第三に、党の決定に従っていればいいのだから、自分は政策について勉強をする必要がない。そのことは党トップの意向が党の方向性を決めることになり、「政治の暴走」「独裁」につながる。とりわけ、小選挙区制のもとでは、公認権を党が持っていることから、この傾向は特に強くなる。これでは中国やロシアと大差ない。

そのほかにも、選挙で「あんな人に政治家になってほしい」と「人で選ぶ」ということができなくなるという弊害もある。党議拘束は百害あって一利なし。即刻廃止すべきである。

② 三権分立なんて嘘のウソ

 小学校から大学まで、日本の権力は3つに分割され、互いに「抑制と均衡」を保っていると教えられる。そして、テストでは国会、内閣、裁判所が互いにどのようなチェック機能を持っているかが問われる。

しかし、これなども茶番である。法律の原案の8割は内閣提出法案であり(すなわち行政官たる官僚が作っている)、国会議員は法律をほとんど作らない。安倍元首相がかつて「私は立法府の長でもあります」と国会で発言したが、それは本音だったに違いない。マスコミも「政府与党」とひとくくりに表現してはばからない。行政権と立法権がほとんど一体化し、仮に行政が暴走しても立法権を持つ国会がそれを阻止できない構造になっている。

一方、行政権は司法権をも支配下に置いている。なぜなら、最高裁長官を内閣が指名することになっているからである(憲法第6条)。そのため、裁判所は政府寄りの判決しか出さない。もし下級裁判所が国策に反するような判決を書けば、当該裁判官は人事面で報復される。日本には現在約3000人の裁判官がいるが(簡易裁判所を除く)、彼らの人事を一手に握っているのが最高裁の事務局である。特に、原発や自衛隊に関して反政府寄りの判決を出すと次のような制裁がなされるといわれる。

 ・今後、裁判長には昇進させない

 ・降格人事として家裁送りにし、生涯を家裁巡りで終えさせる。

 ・給料を上げない。普通に出世した人とくらべて生涯賃金で1億円以上の損をする。

だから、これまで反政府寄りの判決を書くのは定年目前の裁判官が多かった。「その良心に従い独立してその職権を行う」(憲法76条第3項)という、せめてもの最後の抵抗である。

③ 教科書検定

これも家永訴訟で争われたものの、検定制度そのものは「合憲」とされた。その結果、小・中・高で使う教科書はいまだに国の学習指導要領に基づいて作られ、検定で合格しないと教科書として使えないことになっている。

では、ほかの国の制度はどうなっているのか? たとえば、ある研究者の論文に次のような記述があった。

イギリス、フランスでは検定制度はない。教科書を使用する義務もない。
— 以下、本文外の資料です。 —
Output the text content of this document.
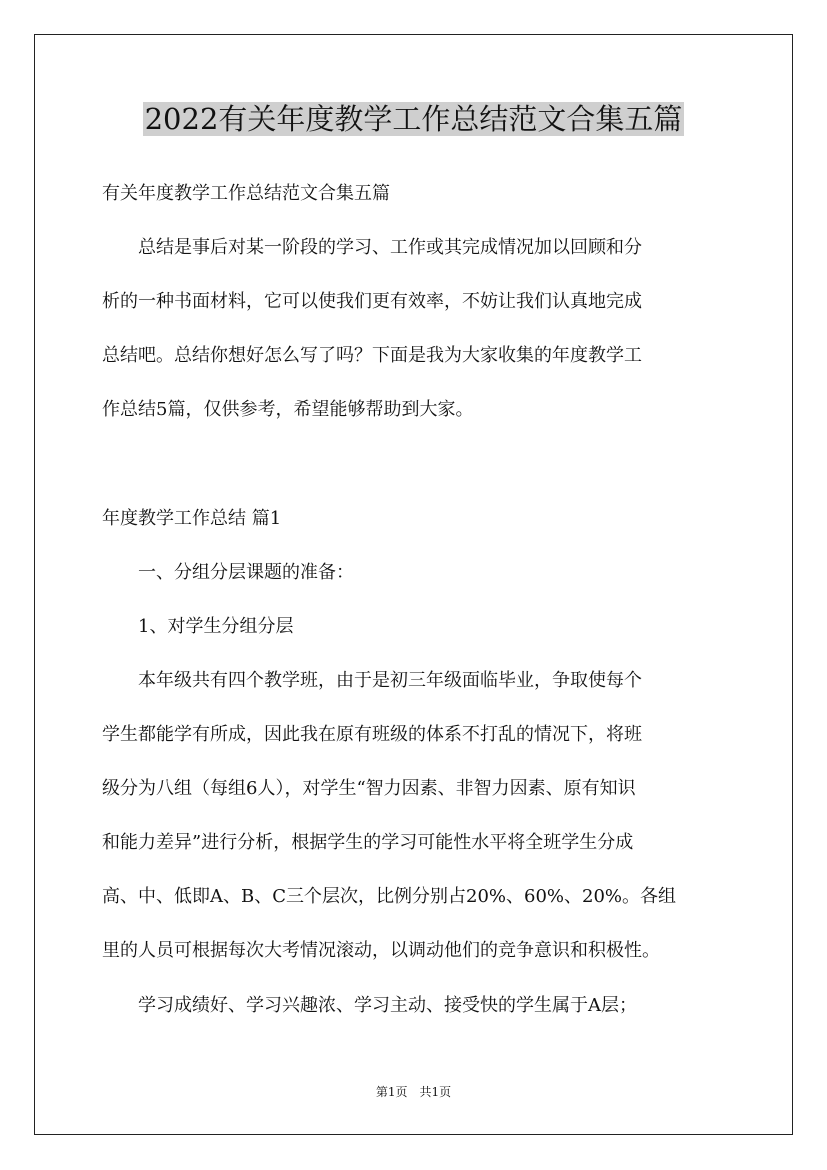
2022有关年度教学工作总结范文合集五篇
有关年度教学工作总结范文合集五篇
　　总结是事后对某一阶段的学习、工作或其完成情况加以回顾和分
析的一种书面材料，它可以使我们更有效率，不妨让我们认真地完成
总结吧。总结你想好怎么写了吗？下面是我为大家收集的年度教学工
作总结5篇，仅供参考，希望能够帮助到大家。
年度教学工作总结 篇1
　　一、分组分层课题的准备：
　　1、对学生分组分层
　　本年级共有四个教学班，由于是初三年级面临毕业，争取使每个
学生都能学有所成，因此我在原有班级的体系不打乱的情况下，将班
级分为八组（每组6人），对学生“智力因素、非智力因素、原有知识
和能力差异”进行分析，根据学生的学习可能性水平将全班学生分成
高、中、低即A、B、C三个层次，比例分别占20%、60%、20%。各组
里的人员可根据每次大考情况滚动，以调动他们的竞争意识和积极性。
　　学习成绩好、学习兴趣浓、学习主动、接受快的学生属于A层；
第1页　共1页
手元にアメリカの高校の教科書があるが、アメリカでも検定制度はない。民間の教科書会社がおかしな教科書を作っても、売れなければ生き残れない。だから、検定制度は不要だという論理である。

一方、隣の韓国では「国定教科書」が使われている。手元に韓国の中学校及び高校の教科書があるが、国が教科書を使って反日政策を煽っている記述がある。そんなこともあるためか日韓関係はなかなかうまくいかない。

教育は最大の思想統制手段である。北朝鮮・中国・ロシアを笑ってはいられない現実が日本にもある。(ちなみに今回書いたようなことは授業では一言もしゃべっていない。念のため申し添える。)